Mein Museumsporträt

Mein Museumsporträt  ist der Rundgang, den die Kinder und Jugendlichen im Laufe des Projektes „My museum“ eigenständig erarbeitet haben. Sie lernten die Sammlung des LVR-LandesMuseums und die unterschiedlichen Aufgaben und Arbeitsbereiche eines Museums kennen. Sie arbeiteten mit fachspezifischen Referenten, kreativen Köpfen und Pädagogen. Sie tauschten sich untereinander aus, diskutierten, präsentierten, unterstützten einander und wuchsen zu einem tollen Team zusammen. Das Museumsporträt, das die Kinder und Jugendlichen  erarbeiteten, stellten sie selbstständig zusammen und präsentierten auf diese Weise eine besondere Führung zu ausgewählten archäologischen Objekten und Kunstwerken aus der Sammlung des Museums.

Diese Führung stellt den erfolgreichen Abschluss des Projekts „My museum“ dar. So wie die Kinder und Jugendlichen das Museum sehen. Dazu gehörte die Informationen zu ausgewählten Objekten aus Ausstellungs- und Objekttexten zu filtern, Audioguide-Beiträge anzuhören und im Internet zu recherchieren. Den Ablauf ihrer Museumsführung planten sie ebenfalls in eigener Verantwortung, die Museumspädagogen standen hierbei beratend zur Seite. Wie kann man eine Führung gestalten? In welcher Reihenfolge ergeben die ausgesuchten Objekte einen Sinn und einen guten Rundgang? So entstanden drei Gruppen mit unterschiedlichen Schwerpunkten:

Gruppe 1: Erlebnispädagogik Giovanna und Diana widmeten ihre Führung der Erlebnispädagogik.
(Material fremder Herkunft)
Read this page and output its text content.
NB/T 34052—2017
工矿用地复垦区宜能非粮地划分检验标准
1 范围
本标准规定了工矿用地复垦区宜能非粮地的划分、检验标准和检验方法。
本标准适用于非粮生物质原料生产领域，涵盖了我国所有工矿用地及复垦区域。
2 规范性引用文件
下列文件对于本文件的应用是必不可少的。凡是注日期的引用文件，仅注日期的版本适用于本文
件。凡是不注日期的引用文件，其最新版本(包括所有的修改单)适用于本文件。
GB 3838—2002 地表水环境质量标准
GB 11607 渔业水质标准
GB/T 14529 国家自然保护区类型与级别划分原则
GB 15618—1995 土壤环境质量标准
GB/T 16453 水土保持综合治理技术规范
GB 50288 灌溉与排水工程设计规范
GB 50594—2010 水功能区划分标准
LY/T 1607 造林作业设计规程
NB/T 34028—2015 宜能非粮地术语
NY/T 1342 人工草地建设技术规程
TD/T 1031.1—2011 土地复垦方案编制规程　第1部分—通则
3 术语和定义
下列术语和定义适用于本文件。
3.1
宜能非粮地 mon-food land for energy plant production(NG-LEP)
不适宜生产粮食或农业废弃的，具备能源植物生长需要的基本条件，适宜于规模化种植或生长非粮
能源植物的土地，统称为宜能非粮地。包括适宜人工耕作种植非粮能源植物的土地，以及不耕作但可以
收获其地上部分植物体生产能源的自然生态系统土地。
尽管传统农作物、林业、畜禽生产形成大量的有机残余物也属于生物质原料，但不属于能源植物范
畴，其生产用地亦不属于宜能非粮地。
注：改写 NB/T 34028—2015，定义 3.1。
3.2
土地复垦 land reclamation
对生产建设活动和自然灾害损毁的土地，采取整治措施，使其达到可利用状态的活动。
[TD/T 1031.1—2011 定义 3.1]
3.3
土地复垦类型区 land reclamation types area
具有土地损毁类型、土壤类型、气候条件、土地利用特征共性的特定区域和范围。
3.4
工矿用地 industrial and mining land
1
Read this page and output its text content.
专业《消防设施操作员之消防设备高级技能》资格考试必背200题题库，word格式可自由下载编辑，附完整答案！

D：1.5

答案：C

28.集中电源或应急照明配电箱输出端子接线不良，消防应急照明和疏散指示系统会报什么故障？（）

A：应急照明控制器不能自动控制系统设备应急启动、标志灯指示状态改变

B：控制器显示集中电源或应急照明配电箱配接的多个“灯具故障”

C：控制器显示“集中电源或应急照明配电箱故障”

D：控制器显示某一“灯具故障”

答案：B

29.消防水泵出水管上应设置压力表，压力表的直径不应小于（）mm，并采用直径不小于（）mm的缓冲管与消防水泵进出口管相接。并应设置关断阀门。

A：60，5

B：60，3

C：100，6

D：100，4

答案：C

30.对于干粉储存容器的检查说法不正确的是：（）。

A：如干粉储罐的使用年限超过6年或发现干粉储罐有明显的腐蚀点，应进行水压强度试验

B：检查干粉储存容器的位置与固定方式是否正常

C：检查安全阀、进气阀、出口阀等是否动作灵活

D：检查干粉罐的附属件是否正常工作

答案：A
Sie führten ihre Gruppe von der eiszeitlichen Urlandschlaft zum Auerochsen-Geweih Auerochse und schließlich zum römischen Würfelturm.

Gruppe 2: Philipp, Max und Simon boten eine Führung zu moderner Kunst an mit der Ausnahme des unglaublich faszinierenden römischen Eisenofens: Gestartet wurde bei der Installation von Mary Bauermeister „All things and other things involved“, weiter ging es zu Günther Ückers „Spirale“ und zum Modell des römischen Eisenofens um schließlich bei Gerhard Hoehmes „Der lange Abschied des Gustav René Hocke“ zu enden.

Gruppe 3: Dana, Annika und Nour hatten es die Farben und Formen angetan: Sie führten von Oliver Jordans „Weg des Philosophen“ zu Hann Triers frühlinghaften „Primavera“ und Boettchers „Rückweg vom Schulausflug“ bis hin zu İskender Yedilers „Rose“ und  Bernard Schulzes farbenreichem und fantasievollem „Migof-Triptychon“.

Ganze 90 Personen kamen zur öffentlichen Abschlusspräsentation: Freunde, Familienmitglieder, Lehrer, OGS-Betreuer und  interessierte Besucher folgten gespannt den einzelnen Führungen der jungen und neu entstandenen Besucherbegleiter.

Die Direktorin Gabriele Uelsberg eröffnete die Präsentation, Projektleiterin Anna Herber sprach zum Projekt und zum Ablauf der Präsentation. Danach waren die Kinder und Jugendlichen dran, die nun ihre Freunde, Familien und Gäste stolz und begeistert durch ihr (My) Museum führten.